In a medium sized bowl, sift together the flour, baking powder, baking soda, salt, ginger, cinnamon, and nutmeg into a bowl.

In large bowl cream butter and sugar until light and fluffy. Beat eggs until frothy, combine with butter & sugar.

Blend in mashed pumpkin. Alternate between stirring in the dry ingredients and the milk, blending until batter is smooth.

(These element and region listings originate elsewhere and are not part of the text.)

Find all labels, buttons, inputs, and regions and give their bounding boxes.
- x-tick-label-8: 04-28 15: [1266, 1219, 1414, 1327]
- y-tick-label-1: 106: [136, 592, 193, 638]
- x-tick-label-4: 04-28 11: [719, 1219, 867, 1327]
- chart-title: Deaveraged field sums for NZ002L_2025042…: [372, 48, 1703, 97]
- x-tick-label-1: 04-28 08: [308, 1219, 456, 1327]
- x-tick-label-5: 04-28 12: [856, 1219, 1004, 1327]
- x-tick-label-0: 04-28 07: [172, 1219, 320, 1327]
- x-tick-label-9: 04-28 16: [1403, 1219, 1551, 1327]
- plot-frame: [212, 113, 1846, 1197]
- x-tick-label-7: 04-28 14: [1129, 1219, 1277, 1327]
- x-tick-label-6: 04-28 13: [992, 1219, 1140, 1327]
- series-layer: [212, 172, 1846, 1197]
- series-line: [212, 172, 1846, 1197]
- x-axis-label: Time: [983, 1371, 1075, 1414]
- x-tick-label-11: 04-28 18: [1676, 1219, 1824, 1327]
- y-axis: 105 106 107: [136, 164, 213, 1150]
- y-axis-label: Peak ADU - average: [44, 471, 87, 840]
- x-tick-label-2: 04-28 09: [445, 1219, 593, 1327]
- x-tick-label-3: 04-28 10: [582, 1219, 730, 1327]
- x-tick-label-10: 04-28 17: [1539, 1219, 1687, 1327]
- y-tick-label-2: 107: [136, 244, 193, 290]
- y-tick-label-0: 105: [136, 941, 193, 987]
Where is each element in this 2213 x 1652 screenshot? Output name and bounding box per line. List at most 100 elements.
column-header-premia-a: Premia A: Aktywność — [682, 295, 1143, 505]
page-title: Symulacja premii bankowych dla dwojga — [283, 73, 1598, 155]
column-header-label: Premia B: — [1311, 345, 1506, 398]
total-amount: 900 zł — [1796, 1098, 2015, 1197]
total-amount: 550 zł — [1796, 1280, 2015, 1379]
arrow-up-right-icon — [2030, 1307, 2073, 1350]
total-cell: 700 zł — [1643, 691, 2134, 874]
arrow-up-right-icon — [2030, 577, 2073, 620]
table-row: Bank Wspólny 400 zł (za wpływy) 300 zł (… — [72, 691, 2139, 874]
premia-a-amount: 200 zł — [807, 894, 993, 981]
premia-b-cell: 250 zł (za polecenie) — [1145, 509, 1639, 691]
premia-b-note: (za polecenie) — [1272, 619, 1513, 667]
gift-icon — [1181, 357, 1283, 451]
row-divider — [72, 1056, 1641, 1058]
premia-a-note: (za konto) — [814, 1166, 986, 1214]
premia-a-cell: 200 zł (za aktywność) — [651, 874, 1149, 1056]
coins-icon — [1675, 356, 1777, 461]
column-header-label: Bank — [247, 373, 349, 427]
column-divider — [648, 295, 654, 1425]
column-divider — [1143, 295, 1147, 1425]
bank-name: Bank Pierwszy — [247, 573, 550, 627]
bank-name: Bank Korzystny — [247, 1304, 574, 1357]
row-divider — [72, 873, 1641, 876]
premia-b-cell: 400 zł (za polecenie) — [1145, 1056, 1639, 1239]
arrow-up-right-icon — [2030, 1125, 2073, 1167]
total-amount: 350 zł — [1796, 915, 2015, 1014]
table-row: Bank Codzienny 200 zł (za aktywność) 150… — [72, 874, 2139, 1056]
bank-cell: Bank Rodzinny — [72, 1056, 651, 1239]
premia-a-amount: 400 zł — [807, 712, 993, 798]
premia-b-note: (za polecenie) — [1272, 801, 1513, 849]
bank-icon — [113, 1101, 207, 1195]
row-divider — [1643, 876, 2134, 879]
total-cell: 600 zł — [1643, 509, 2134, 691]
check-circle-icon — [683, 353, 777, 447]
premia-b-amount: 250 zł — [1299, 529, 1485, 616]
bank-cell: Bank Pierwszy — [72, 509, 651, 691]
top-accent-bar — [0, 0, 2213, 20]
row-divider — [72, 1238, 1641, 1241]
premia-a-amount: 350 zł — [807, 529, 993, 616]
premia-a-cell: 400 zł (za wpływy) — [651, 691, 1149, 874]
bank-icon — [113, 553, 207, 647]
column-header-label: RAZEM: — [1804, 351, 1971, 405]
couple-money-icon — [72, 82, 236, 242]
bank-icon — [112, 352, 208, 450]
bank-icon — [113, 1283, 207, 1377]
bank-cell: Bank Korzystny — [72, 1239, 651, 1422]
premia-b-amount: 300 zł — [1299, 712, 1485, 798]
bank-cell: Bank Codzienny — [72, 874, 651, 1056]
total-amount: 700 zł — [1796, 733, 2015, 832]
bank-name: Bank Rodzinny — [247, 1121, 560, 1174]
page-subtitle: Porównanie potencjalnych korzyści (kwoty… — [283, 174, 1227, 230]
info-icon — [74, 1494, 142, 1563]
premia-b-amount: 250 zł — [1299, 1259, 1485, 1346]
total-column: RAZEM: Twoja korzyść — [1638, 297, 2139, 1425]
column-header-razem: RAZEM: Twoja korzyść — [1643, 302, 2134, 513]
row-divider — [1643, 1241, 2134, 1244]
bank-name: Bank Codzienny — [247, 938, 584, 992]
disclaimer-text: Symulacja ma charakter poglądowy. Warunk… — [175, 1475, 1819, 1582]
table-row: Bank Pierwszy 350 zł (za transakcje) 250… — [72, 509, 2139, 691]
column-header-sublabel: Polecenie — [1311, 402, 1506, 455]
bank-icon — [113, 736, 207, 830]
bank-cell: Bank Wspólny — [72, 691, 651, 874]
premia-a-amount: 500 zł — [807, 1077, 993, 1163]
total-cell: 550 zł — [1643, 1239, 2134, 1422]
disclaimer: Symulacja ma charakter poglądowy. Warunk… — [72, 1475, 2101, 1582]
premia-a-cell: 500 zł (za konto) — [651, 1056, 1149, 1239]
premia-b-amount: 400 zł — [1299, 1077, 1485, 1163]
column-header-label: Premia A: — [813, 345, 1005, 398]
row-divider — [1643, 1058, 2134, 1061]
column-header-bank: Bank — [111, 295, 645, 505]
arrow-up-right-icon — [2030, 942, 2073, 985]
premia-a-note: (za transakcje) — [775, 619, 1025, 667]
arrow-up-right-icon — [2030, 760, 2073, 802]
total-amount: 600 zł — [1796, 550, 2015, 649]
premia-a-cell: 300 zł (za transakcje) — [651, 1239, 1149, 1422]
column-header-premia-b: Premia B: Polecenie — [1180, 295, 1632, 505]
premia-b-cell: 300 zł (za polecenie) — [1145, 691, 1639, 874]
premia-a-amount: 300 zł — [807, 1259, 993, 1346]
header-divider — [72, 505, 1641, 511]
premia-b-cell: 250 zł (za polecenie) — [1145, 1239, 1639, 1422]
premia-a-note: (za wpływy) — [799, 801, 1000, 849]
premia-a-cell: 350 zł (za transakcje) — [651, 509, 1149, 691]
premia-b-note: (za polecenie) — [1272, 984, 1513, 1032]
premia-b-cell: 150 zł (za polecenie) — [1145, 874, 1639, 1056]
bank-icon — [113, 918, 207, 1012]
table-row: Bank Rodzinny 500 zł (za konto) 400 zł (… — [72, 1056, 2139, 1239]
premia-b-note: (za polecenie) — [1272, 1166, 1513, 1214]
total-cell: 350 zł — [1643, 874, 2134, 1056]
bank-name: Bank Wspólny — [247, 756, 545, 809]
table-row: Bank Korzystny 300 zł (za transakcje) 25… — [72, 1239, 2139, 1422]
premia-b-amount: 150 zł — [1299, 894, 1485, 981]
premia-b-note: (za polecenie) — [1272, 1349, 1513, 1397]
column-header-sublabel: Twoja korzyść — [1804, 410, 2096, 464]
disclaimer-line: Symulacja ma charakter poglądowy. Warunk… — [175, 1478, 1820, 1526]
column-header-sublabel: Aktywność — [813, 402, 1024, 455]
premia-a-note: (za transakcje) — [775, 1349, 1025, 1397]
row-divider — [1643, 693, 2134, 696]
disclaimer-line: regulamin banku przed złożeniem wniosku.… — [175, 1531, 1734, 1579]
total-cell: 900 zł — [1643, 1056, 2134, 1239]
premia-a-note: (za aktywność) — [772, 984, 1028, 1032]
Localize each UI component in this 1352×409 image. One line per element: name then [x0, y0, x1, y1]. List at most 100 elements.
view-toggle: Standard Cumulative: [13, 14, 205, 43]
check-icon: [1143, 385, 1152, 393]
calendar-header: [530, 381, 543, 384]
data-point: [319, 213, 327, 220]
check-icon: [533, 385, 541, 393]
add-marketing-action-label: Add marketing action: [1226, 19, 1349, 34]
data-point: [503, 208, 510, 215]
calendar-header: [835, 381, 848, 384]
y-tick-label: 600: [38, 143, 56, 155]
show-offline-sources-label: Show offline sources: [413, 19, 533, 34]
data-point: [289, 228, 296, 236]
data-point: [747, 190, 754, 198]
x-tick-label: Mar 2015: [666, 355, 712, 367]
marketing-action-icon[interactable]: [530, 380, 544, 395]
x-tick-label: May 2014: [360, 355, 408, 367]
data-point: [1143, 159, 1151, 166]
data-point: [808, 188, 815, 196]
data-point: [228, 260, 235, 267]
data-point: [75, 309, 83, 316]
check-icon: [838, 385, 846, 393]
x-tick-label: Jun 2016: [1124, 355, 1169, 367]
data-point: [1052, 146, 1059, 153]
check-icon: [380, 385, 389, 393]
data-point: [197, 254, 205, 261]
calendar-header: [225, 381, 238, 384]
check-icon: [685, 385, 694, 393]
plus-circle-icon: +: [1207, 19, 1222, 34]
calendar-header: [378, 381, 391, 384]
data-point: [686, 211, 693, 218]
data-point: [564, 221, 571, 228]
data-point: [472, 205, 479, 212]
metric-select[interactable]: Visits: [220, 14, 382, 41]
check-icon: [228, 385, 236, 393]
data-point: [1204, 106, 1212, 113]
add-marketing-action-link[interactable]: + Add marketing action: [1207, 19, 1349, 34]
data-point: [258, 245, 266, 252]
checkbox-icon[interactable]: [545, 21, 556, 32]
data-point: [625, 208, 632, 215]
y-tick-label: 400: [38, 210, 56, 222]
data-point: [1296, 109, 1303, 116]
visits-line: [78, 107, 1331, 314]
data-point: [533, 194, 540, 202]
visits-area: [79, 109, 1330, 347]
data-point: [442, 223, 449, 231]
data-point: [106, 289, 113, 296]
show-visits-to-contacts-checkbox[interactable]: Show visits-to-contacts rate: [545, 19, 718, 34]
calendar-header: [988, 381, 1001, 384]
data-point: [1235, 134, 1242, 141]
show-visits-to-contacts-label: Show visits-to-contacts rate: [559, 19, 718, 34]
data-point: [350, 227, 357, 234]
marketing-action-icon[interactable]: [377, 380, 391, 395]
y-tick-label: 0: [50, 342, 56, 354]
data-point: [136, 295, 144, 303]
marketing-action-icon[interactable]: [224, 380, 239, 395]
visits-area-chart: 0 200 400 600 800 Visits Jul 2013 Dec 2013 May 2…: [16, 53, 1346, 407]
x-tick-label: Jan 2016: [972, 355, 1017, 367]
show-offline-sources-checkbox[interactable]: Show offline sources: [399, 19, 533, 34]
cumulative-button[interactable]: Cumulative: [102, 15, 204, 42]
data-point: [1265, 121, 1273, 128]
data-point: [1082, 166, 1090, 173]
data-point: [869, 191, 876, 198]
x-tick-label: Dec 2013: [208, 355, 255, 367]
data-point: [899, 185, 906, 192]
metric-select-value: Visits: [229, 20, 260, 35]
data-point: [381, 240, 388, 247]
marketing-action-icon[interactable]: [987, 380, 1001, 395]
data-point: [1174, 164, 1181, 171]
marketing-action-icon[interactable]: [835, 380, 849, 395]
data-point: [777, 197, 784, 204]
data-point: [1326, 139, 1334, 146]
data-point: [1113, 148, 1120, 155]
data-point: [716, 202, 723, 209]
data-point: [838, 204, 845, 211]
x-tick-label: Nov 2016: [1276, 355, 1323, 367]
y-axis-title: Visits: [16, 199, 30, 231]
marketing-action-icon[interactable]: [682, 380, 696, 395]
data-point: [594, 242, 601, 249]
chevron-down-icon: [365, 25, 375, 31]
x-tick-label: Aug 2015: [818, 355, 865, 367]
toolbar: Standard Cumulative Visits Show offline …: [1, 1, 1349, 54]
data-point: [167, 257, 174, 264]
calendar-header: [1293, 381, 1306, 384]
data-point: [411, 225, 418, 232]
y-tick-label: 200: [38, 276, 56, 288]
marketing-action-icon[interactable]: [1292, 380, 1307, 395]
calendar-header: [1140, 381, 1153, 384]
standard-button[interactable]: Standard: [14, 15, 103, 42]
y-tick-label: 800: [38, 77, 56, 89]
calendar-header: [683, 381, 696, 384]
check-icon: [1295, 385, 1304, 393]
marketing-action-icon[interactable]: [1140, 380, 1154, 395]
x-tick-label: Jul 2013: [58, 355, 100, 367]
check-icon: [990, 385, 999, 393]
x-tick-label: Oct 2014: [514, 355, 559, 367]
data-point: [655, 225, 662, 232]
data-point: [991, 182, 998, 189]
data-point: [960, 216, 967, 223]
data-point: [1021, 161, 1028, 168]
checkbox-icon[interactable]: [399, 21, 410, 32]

I fill the cupcake tray 1/2 full instead of 2/3rds so I don’t get the cupcake top, and the cupcake is more pie shaped. Bake at 375° for 25 minutes.

Icing

The secret to the cake batter taste is a touch of anise. I add 1 teaspoon of butter extract and 1/4th teaspoon of anise extract. Anise has a licorice like flavor, so add very little to not overpower the vanilla and butter. The butter extract gives it that nice buttery taste (like dough). I used like half a drop of red food coloring, and 3ish drops of yellow to give it a batter-like color.

Ingredients:

  • 1 cup butter
  • 3 cups confectioners sugar
  • 1 teaspoon vanilla extract
  • 1 teaspoon butter extract
  • 1/4 teaspoon anise extract
  • 2 tablespoons milk

Beat butter on medium speed until creamy. Add sugar slowly, mixing it in with the butter. Add extracts, salt and milk. If your frosting is too thick for your tastes, add a touch more milk. If your frosting is too thin, add more sugar.

To get half a drop of red icing, I typically insert a toothpick into the food coloring container, and then wipe said toothpick on the icing to transfer a tiny amount of food coloring.